Conversion of Fe ions in solution to the solid phase in ferritin concentrates iron required for cell function. The rate of the Fe phase transition in ferritin is tissue specific and reflects the differential expression of two classes of ferritin subunits (H and L). Early stages of mineralization were probed by rapid freeze-quench Mossbauer, at strong fields (up to 8 T), and EPR spectroscopy in an H-type subunit, recombinant frog ferritin; small numbers of Fe (36 moles/mol of protein) were used to increase Fe3+ in mineral precursor forms. At 25 ms, four Fe3+-oxy species (three Fe dimers and one Fe trimer) were identified. These Fe3+-oxy species were found to form at similar rates and decay subsequently to a distinctive superparamagentic species designated the "young core." The rate of oxidation of Fe2+ (1026 s(-1)) corresponded well to the formation constant for the Fe3+-tyrosinate complex (920 s(-1)) observed previously [Waldo, G. S., & Theil, E. C. (1993) Biochemistry 32, 13261] and, coupled with EPR data, indicates that several or possibly all of the Fe3+-oxy species involve tyrosine. The results, combined with previous Mossbauer studies of Y30F human H-type ferritin which showed decreases in several Fe3+ intermediates and stabilization of Fe2+ [Bauminger, E. R., et al. (1993) Biochem. J. 296, 709], emphasize the involvement of tyrosyl residues in the mineralization of H-type ferritins. The subsequent decay of these multiple Fe3+-oxy species to the superparamagnetic mineral suggests that Fe3+ species in different environments may be translocated as intact units from the protein shell into the ferritin cavity where the conversion to a solid mineral occurs.

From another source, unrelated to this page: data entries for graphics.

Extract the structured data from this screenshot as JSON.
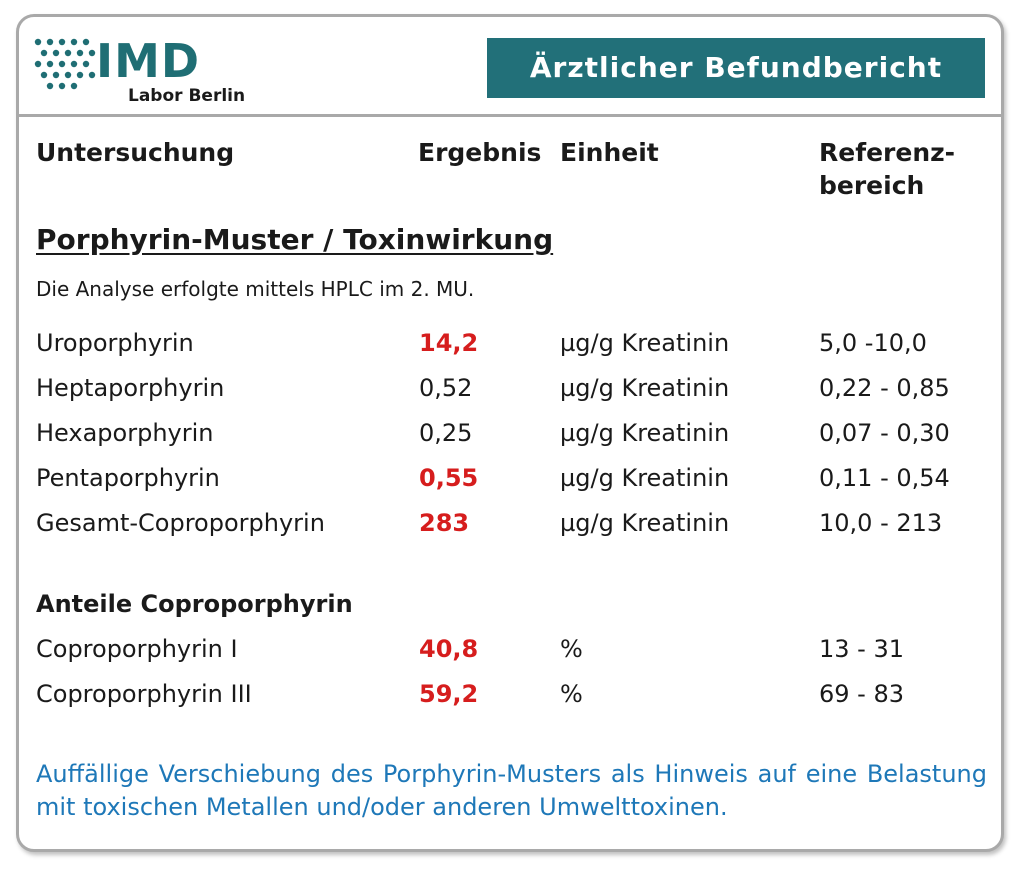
{
  "logo": {
    "name": "IMD",
    "subtitle": "Labor Berlin",
    "dot_color": "#1f6e74"
  },
  "banner": {
    "title": "Ärztlicher Befundbericht",
    "color": "#227079"
  },
  "columns": {
    "test": "Untersuchung",
    "result": "Ergebnis",
    "unit": "Einheit",
    "reference_1": "Referenz-",
    "reference_2": "bereich"
  },
  "section": {
    "title": "Porphyrin-Muster / Toxinwirkung",
    "method": "Die Analyse erfolgte mittels HPLC im 2. MU."
  },
  "rows": [
    {
      "name": "Uroporphyrin",
      "value": "14,2",
      "unit": "µg/g Kreatinin",
      "reference": "5,0 -10,0",
      "abnormal": true
    },
    {
      "name": "Heptaporphyrin",
      "value": "0,52",
      "unit": "µg/g Kreatinin",
      "reference": "0,22 - 0,85",
      "abnormal": false
    },
    {
      "name": "Hexaporphyrin",
      "value": "0,25",
      "unit": "µg/g Kreatinin",
      "reference": "0,07 - 0,30",
      "abnormal": false
    },
    {
      "name": "Pentaporphyrin",
      "value": "0,55",
      "unit": "µg/g Kreatinin",
      "reference": "0,11 - 0,54",
      "abnormal": true
    },
    {
      "name": "Gesamt-Coproporphyrin",
      "value": "283",
      "unit": "µg/g Kreatinin",
      "reference": "10,0 - 213",
      "abnormal": true
    }
  ],
  "subsection": {
    "title": "Anteile Coproporphyrin",
    "rows": [
      {
        "name": "Coproporphyrin I",
        "value": "40,8",
        "unit": "%",
        "reference": "13 - 31",
        "abnormal": true
      },
      {
        "name": "Coproporphyrin III",
        "value": "59,2",
        "unit": "%",
        "reference": "69 - 83",
        "abnormal": true
      }
    ]
  },
  "note": "Auffällige Verschiebung des Porphyrin-Musters als Hinweis auf eine Belastung mit toxischen Metallen und/oder anderen Umwelttoxinen.",
  "colors": {
    "abnormal": "#d61d1d",
    "note": "#1e78b8",
    "border": "#a9a9a9"
  }
}
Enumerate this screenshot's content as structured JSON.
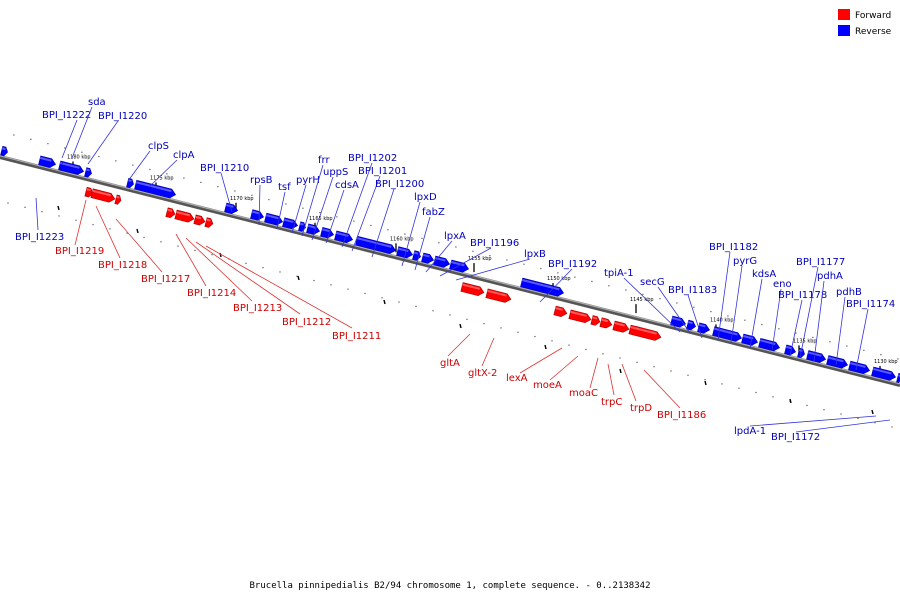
{
  "caption": "Brucella pinnipedialis B2/94 chromosome 1, complete sequence. - 0..2138342",
  "legend": [
    {
      "label": "Forward",
      "color": "#ff0000"
    },
    {
      "label": "Reverse",
      "color": "#0000ff"
    }
  ],
  "ticks": [
    "1180 kbp",
    "1175 kbp",
    "1170 kbp",
    "1165 kbp",
    "1160 kbp",
    "1155 kbp",
    "1150 kbp",
    "1145 kbp",
    "1140 kbp",
    "1135 kbp",
    "1130 kbp"
  ],
  "genes": [
    {
      "name": "BPI_I1222",
      "strand": "reverse"
    },
    {
      "name": "sda",
      "strand": "reverse"
    },
    {
      "name": "BPI_I1220",
      "strand": "reverse"
    },
    {
      "name": "clpS",
      "strand": "reverse"
    },
    {
      "name": "clpA",
      "strand": "reverse"
    },
    {
      "name": "BPI_I1210",
      "strand": "reverse"
    },
    {
      "name": "rpsB",
      "strand": "reverse"
    },
    {
      "name": "tsf",
      "strand": "reverse"
    },
    {
      "name": "pyrH",
      "strand": "reverse"
    },
    {
      "name": "frr",
      "strand": "reverse"
    },
    {
      "name": "uppS",
      "strand": "reverse"
    },
    {
      "name": "cdsA",
      "strand": "reverse"
    },
    {
      "name": "BPI_I1202",
      "strand": "reverse"
    },
    {
      "name": "BPI_I1201",
      "strand": "reverse"
    },
    {
      "name": "BPI_I1200",
      "strand": "reverse"
    },
    {
      "name": "lpxD",
      "strand": "reverse"
    },
    {
      "name": "fabZ",
      "strand": "reverse"
    },
    {
      "name": "lpxA",
      "strand": "reverse"
    },
    {
      "name": "BPI_I1196",
      "strand": "reverse"
    },
    {
      "name": "lpxB",
      "strand": "reverse"
    },
    {
      "name": "BPI_I1192",
      "strand": "reverse"
    },
    {
      "name": "tpiA-1",
      "strand": "reverse"
    },
    {
      "name": "secG",
      "strand": "reverse"
    },
    {
      "name": "BPI_I1183",
      "strand": "reverse"
    },
    {
      "name": "BPI_I1182",
      "strand": "reverse"
    },
    {
      "name": "pyrG",
      "strand": "reverse"
    },
    {
      "name": "kdsA",
      "strand": "reverse"
    },
    {
      "name": "eno",
      "strand": "reverse"
    },
    {
      "name": "BPI_I1178",
      "strand": "reverse"
    },
    {
      "name": "BPI_I1177",
      "strand": "reverse"
    },
    {
      "name": "pdhA",
      "strand": "reverse"
    },
    {
      "name": "pdhB",
      "strand": "reverse"
    },
    {
      "name": "BPI_I1174",
      "strand": "reverse"
    },
    {
      "name": "BPI_I1223",
      "strand": "reverse"
    },
    {
      "name": "lpdA-1",
      "strand": "reverse"
    },
    {
      "name": "BPI_I1172",
      "strand": "reverse"
    },
    {
      "name": "BPI_I1219",
      "strand": "forward"
    },
    {
      "name": "BPI_I1218",
      "strand": "forward"
    },
    {
      "name": "BPI_I1217",
      "strand": "forward"
    },
    {
      "name": "BPI_I1214",
      "strand": "forward"
    },
    {
      "name": "BPI_I1213",
      "strand": "forward"
    },
    {
      "name": "BPI_I1212",
      "strand": "forward"
    },
    {
      "name": "BPI_I1211",
      "strand": "forward"
    },
    {
      "name": "gltA",
      "strand": "forward"
    },
    {
      "name": "gltX-2",
      "strand": "forward"
    },
    {
      "name": "lexA",
      "strand": "forward"
    },
    {
      "name": "moeA",
      "strand": "forward"
    },
    {
      "name": "moaC",
      "strand": "forward"
    },
    {
      "name": "trpC",
      "strand": "forward"
    },
    {
      "name": "trpD",
      "strand": "forward"
    },
    {
      "name": "BPI_I1186",
      "strand": "forward"
    }
  ]
}
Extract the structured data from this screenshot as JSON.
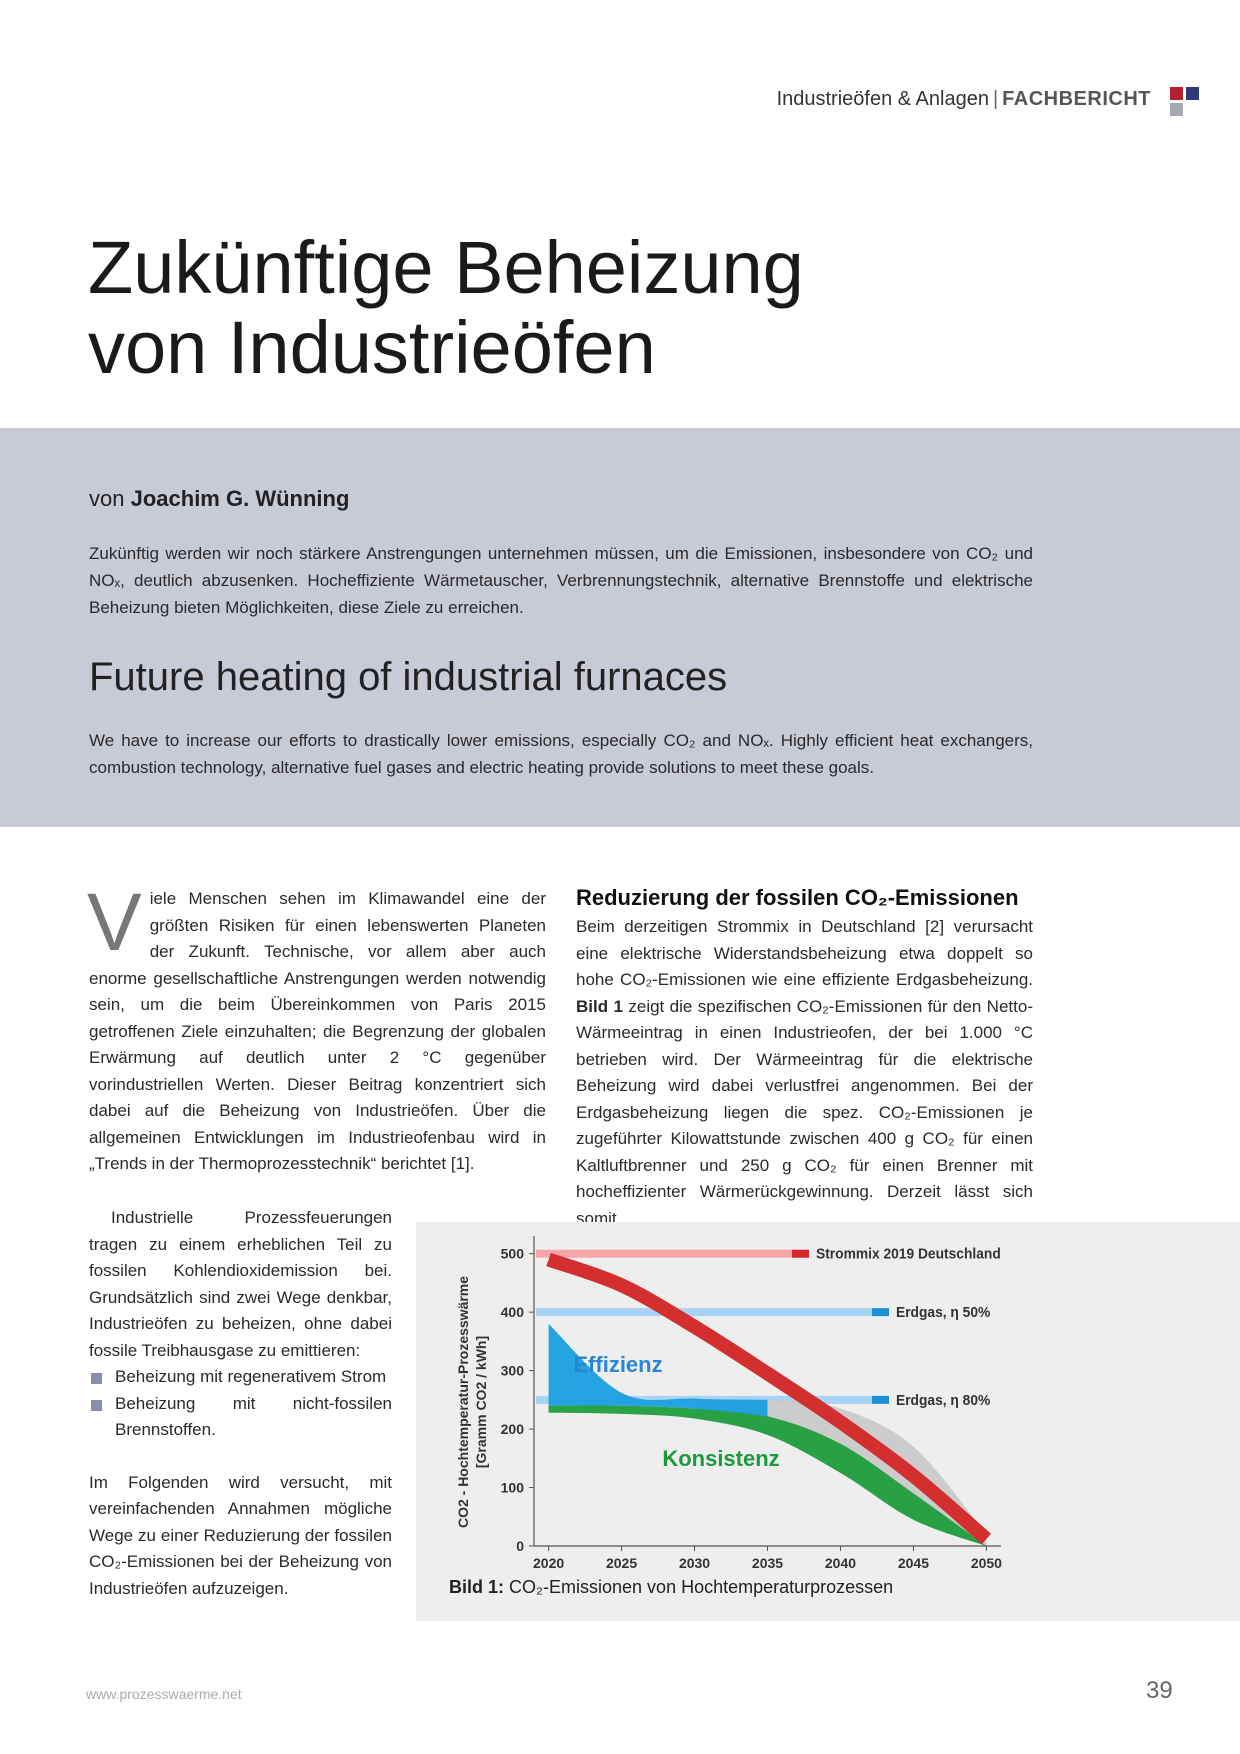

Formation of the ferritin iron mineral occurs in plastids.

Ferritin in plants is a nuclear-encoded, multisubunit protein found in plastids; an N-terminal transit peptide targets the protein to the plastid, but the site for formation of the ferritin Fe mineral is unknown. In biology, ferritin is required to concentrate Fe to levels needed by cells (approximately 10(-7) M), far above the solubility of the free ion (10(-18) M); the protein directs the reversible phase transition of the hydrated metal ion in solution to hydrated Fe-oxo mineral. Low phosphate characterizes the solid-phase Fe mineral in the center of ferritin of the cytosolic animal ferritin, but high phosphate is the hallmark of Fe mineral in prokaryotic ferritin and plant (pea [Pisum sativum L.] seed) ferritin. Earlier studies using x-ray absorption spectroscopy showed that high concentrations of phosphate present during ferritin mineralization in vivo altered the local structure of Fe in the ferritin mineral so that it mimicked the prokaryotic type, whether the protein was from animals or bacteria. The use of x-ray absorption spectroscopy to analyze the Fe environment in pea-seed ferritin now shows that the natural ferritin mineral in plants has an Fe-P interaction at 3.26A, similar to that of bacterial ferritin; phosphate also prevented formation of the longer Fe-Fe interactions at 3.5A found in animal ferritins or in pea-seed ferritin reconstituted without phosphate. Such results indicate that ferritin mineralization occurs in the plastid, where the phosphate content is higher; a corollary is the existence of a plastid Fe uptake system to allow the concentration of Fe in the ferritin mineral.